MIMO-NOMA Enabled Sectorized Cylindrical Massive Antenna Array for HAPS with Spatially Correlated Channels

TL;DR

This paper introduces a cylindrical antenna array with NOMA clustering for HAPS, addressing high spatial correlation issues to improve spectral and energy efficiency in high-altitude communication systems.

Contribution

It proposes a novel cylindrical antenna architecture with sectorized ULA and a NOMA-based clustering method to mitigate spatial correlation effects in HAPS systems.

Findings

Spatial correlation significantly impacts spectral efficiency.

The proposed NOMA clustering improves energy efficiency.

Simulation confirms effectiveness of the antenna design.

Abstract

The high altitude platform station (HAPS) technology is garnering significant interest as a viable technology for serving as base stations in communication networks. However, HAPS faces the challenge of high spatial correlation among adjacent users' channel gains which is due to the dominant line-of-sight (LoS) path between HAPS and terrestrial users. Furthermore, there is a spatial correlation among antenna elements of HAPS that depends on the propagation environment and the distance between elements of the antenna array. This paper presents an antenna architecture for HAPS and considers the mentioned issues by characterizing the channel gain and the spatial correlation matrix of the HAPS. We propose a cylindrical antenna for HAPS that utilizes vertical uniform linear array (ULA) sectors.
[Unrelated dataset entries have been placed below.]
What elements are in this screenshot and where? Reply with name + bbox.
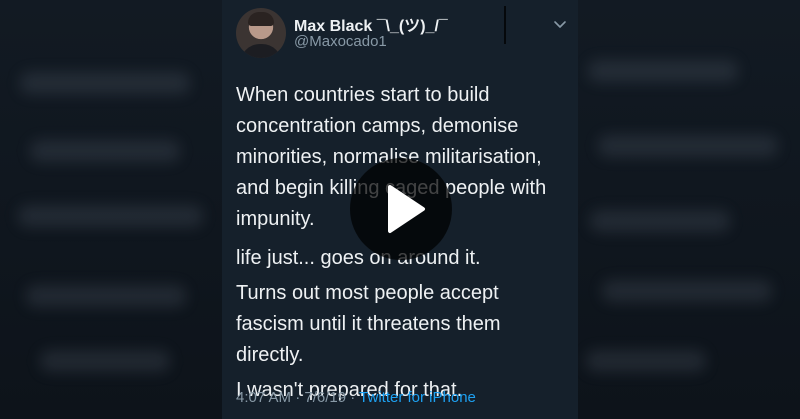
author-handle[interactable]: @Maxocado1	[294, 33, 387, 50]
blurred-background-left	[0, 0, 222, 419]
meta-separator: ·	[346, 389, 360, 406]
tweet-meta: 4:07 AM · 7/6/19 · Twitter for iPhone	[236, 389, 476, 406]
play-icon	[388, 185, 425, 233]
meta-separator: ·	[291, 389, 305, 406]
blurred-background-right	[578, 0, 800, 419]
video-artifact-line	[504, 6, 506, 44]
chevron-down-icon[interactable]	[552, 16, 568, 32]
tweet-paragraph: Turns out most people accept fascism unt…	[236, 282, 501, 366]
tweet-date: 7/6/19	[304, 389, 347, 406]
video-player[interactable]: Max Black ¯\_(ツ)_/¯ @Maxocado1 When coun…	[0, 0, 800, 419]
avatar[interactable]	[236, 8, 286, 58]
tweet-time: 4:07 AM	[236, 389, 292, 406]
tweet-source-link[interactable]: Twitter for iPhone	[359, 389, 476, 406]
play-button[interactable]	[350, 158, 452, 260]
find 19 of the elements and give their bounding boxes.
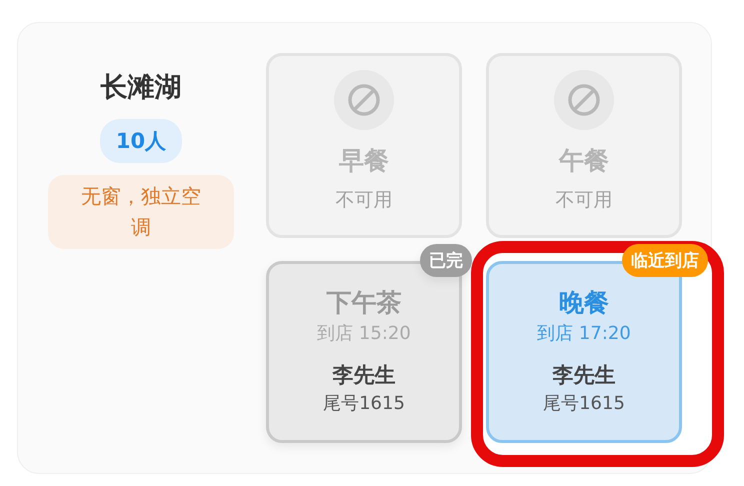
phone-suffix: 尾号1615	[543, 392, 625, 415]
meal-name: 午餐	[559, 145, 609, 177]
arrival-time: 到店 15:20	[317, 322, 411, 345]
guest-name: 李先生	[332, 362, 396, 389]
status-badge: 已完	[420, 244, 472, 277]
slot-status: 不可用	[336, 188, 392, 213]
guest-name: 李先生	[552, 362, 616, 389]
room-note-tag: 无窗，独立空调	[48, 175, 234, 249]
prohibited-icon	[554, 70, 614, 130]
meal-name: 下午茶	[326, 287, 402, 319]
prohibited-icon	[334, 70, 394, 130]
slot-status: 不可用	[556, 188, 612, 213]
phone-suffix: 尾号1615	[323, 392, 405, 415]
room-name: 长滩湖	[100, 71, 182, 105]
meal-name: 早餐	[339, 145, 389, 177]
capacity-tag: 10人	[100, 119, 182, 163]
arrival-time: 到店 17:20	[537, 322, 631, 345]
meal-name: 晚餐	[559, 287, 609, 319]
status-badge: 临近到店	[622, 244, 708, 277]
Moreover, to address the issue of high spatial correlation among users, the non-orthogonal multiple access (NOMA) clustering method is proposed. An algorithm is also developed to allocate power among users to maximize both spectral efficiency and energy efficiency while meeting quality of service (QoS) and successive interference cancellation (SIC) conditions. Finally, simulation results indicate that the spatial correlation has a significant impact on spectral efficiency and energy efficiency in multiple antenna HAPS systems.